In the private practice, I see no net value. I have database programing experience and really wanted to set one up, but restrained myself as the benefits do not exceed the disadvantages. I only have about 500 active patients at a time and their files do not take much room. I devised efficient paper templates long ago. The advantages are outwieghed by costs and security risks. If I back up offsite, I create security risks. If I do not, paper is less likely to be lost. I have used computers since the mid 70’s and have gone through several generations of hardware and data formats for my hobby data. I learned that keeping data in uptodate formats is a chore that must not be ignored. Paper data cans sit on the shelf for 20 years and be picked up and read without a problem. I promise you that any data file you crreated in your home or business 20 years ago and set on the shelf–forget accessing it, you will have long ago gotten rid of the obsolete hardware and software to do so. It can be done, but with hassle.

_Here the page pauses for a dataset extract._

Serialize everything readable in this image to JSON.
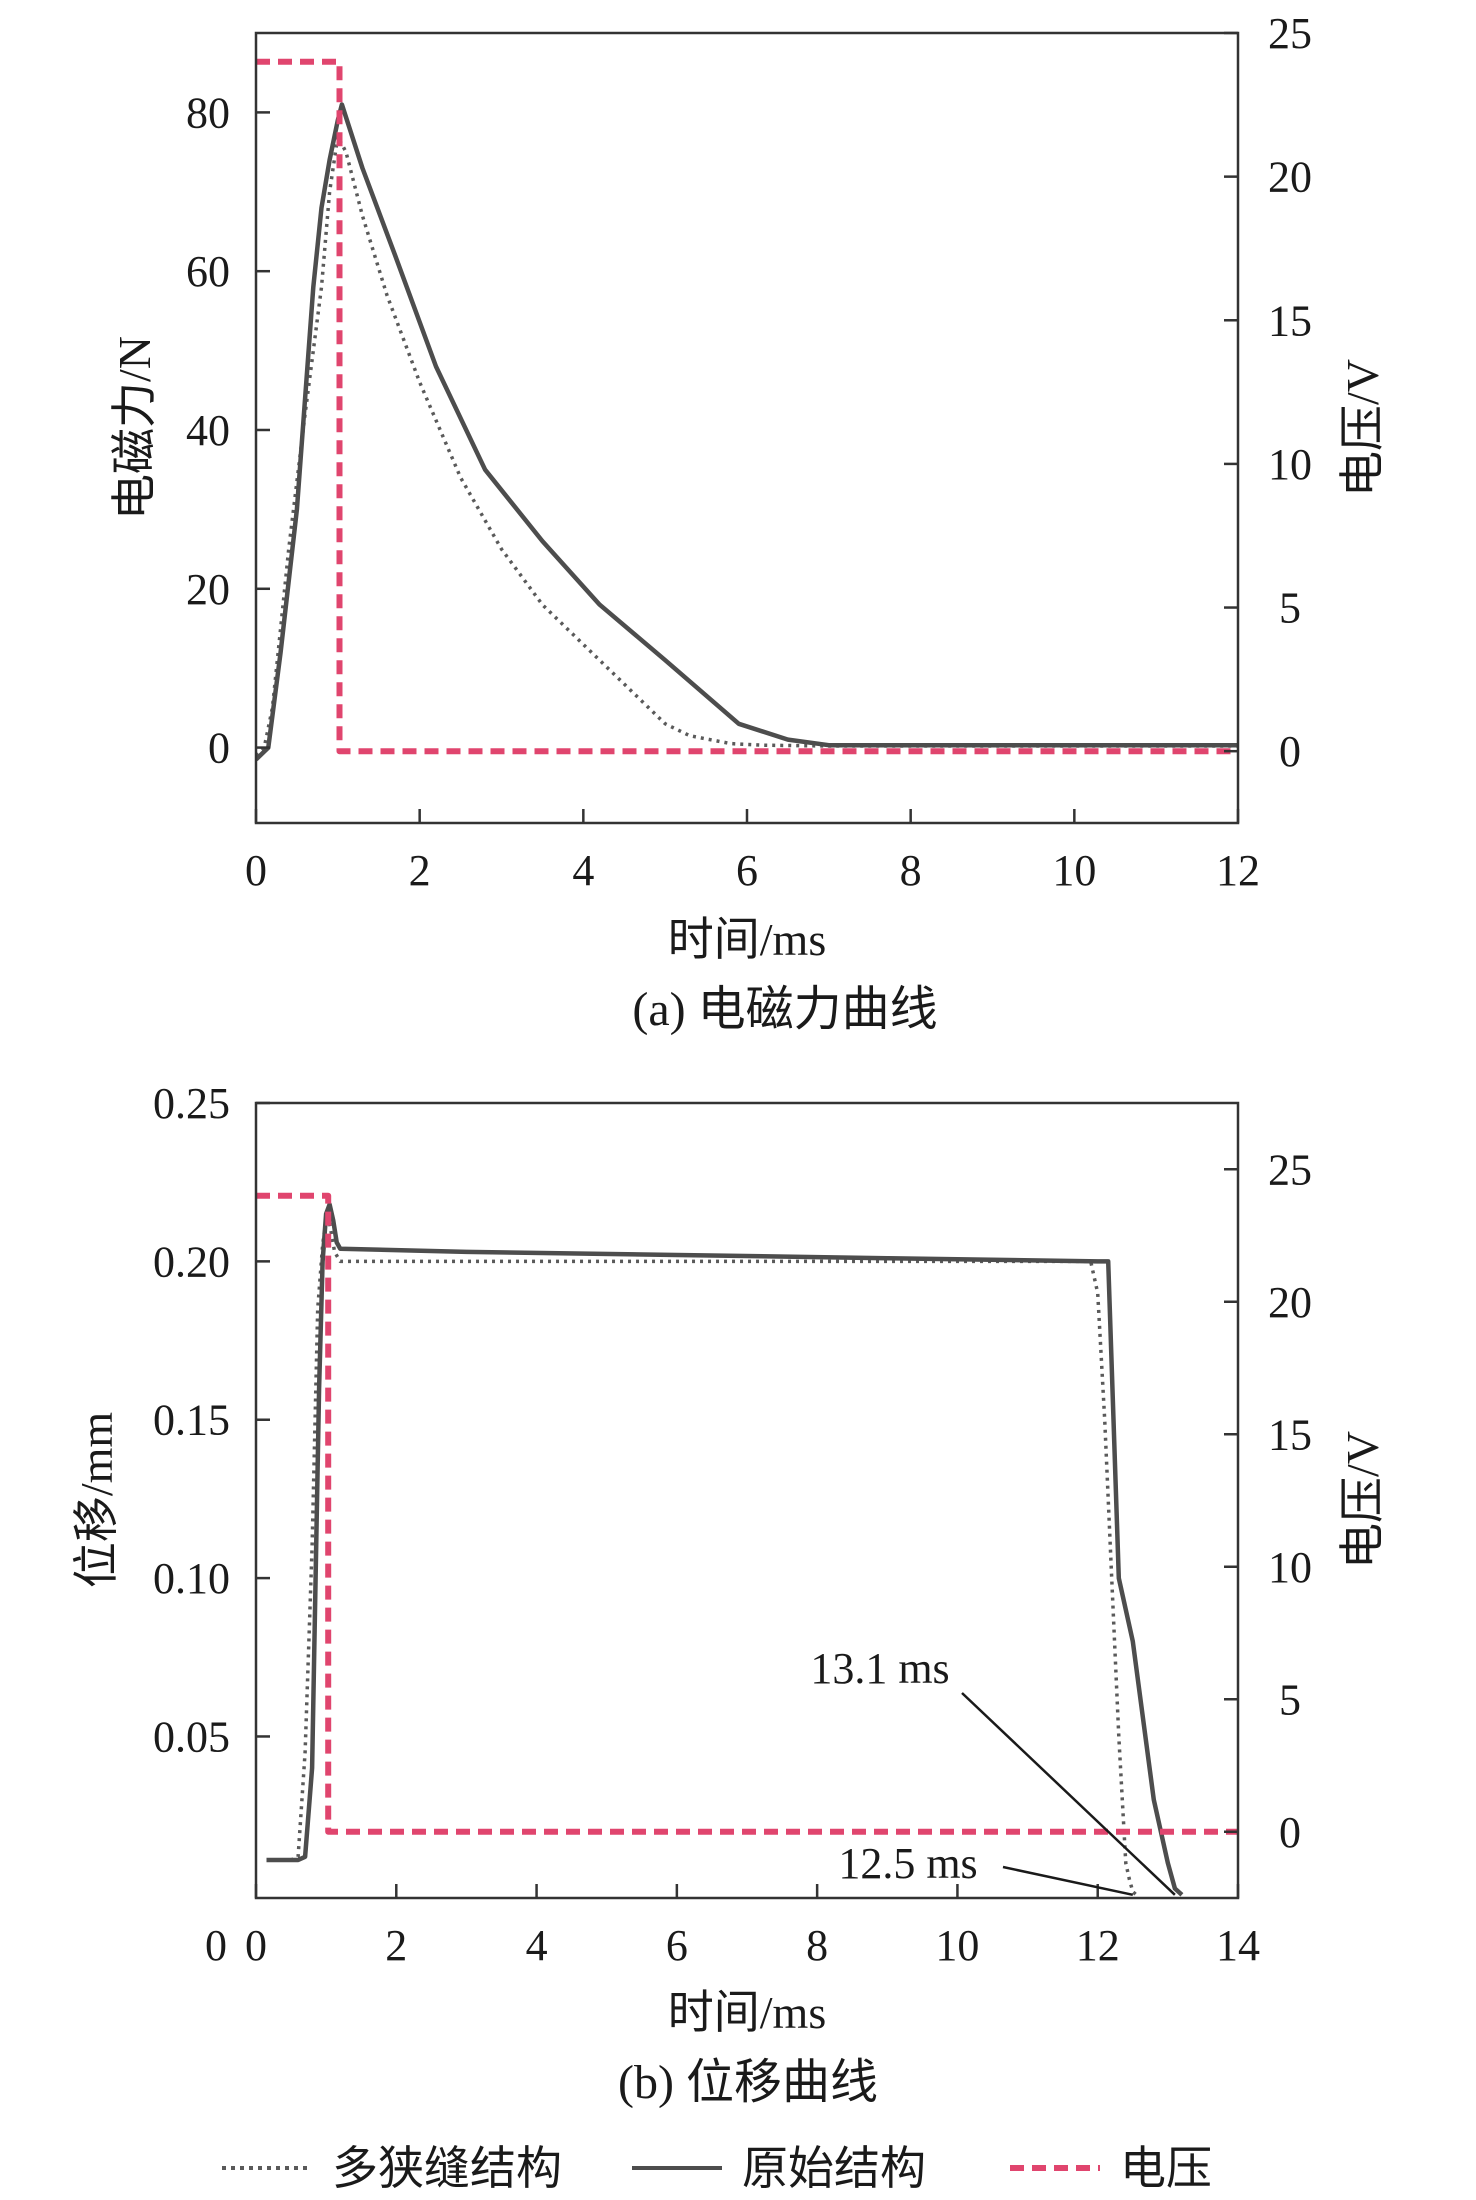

I agree that the physician has absolutely no professional need at all to know how his population of patient is doing with their glycosolated Hb. His job is not to achieve a population target but to get the best results he can with each patient. His population average is going to depend a great deal on what patients he has. Does he struggle to work with a lot of non-compliant or very ill patients that other PCP’s ease out of the practice? Or are his patients highly compliant and motivated more than the average? Those are likely major factors driving the average.

It is truely pitiful what is happening to the profession, what it is doing to itself. One patient at a time guys. I don’t want my internist to know what the average BP is in his patients when he is seeing me. I want his mind on MY BP and what the proper target is for ME.

In my specialty of psychiatry, given the security risks, I am not interested in seeing a shrink with a EMR. I want one copy of my oh so private psych file to exist, and that to be barely legible. I want it in the sole possession of a rabid privacy curmudgeon doc who feels a moral obligation to me–not digitized and shoved here and yon by an IT manager. When he dies, I want his executor to burn it.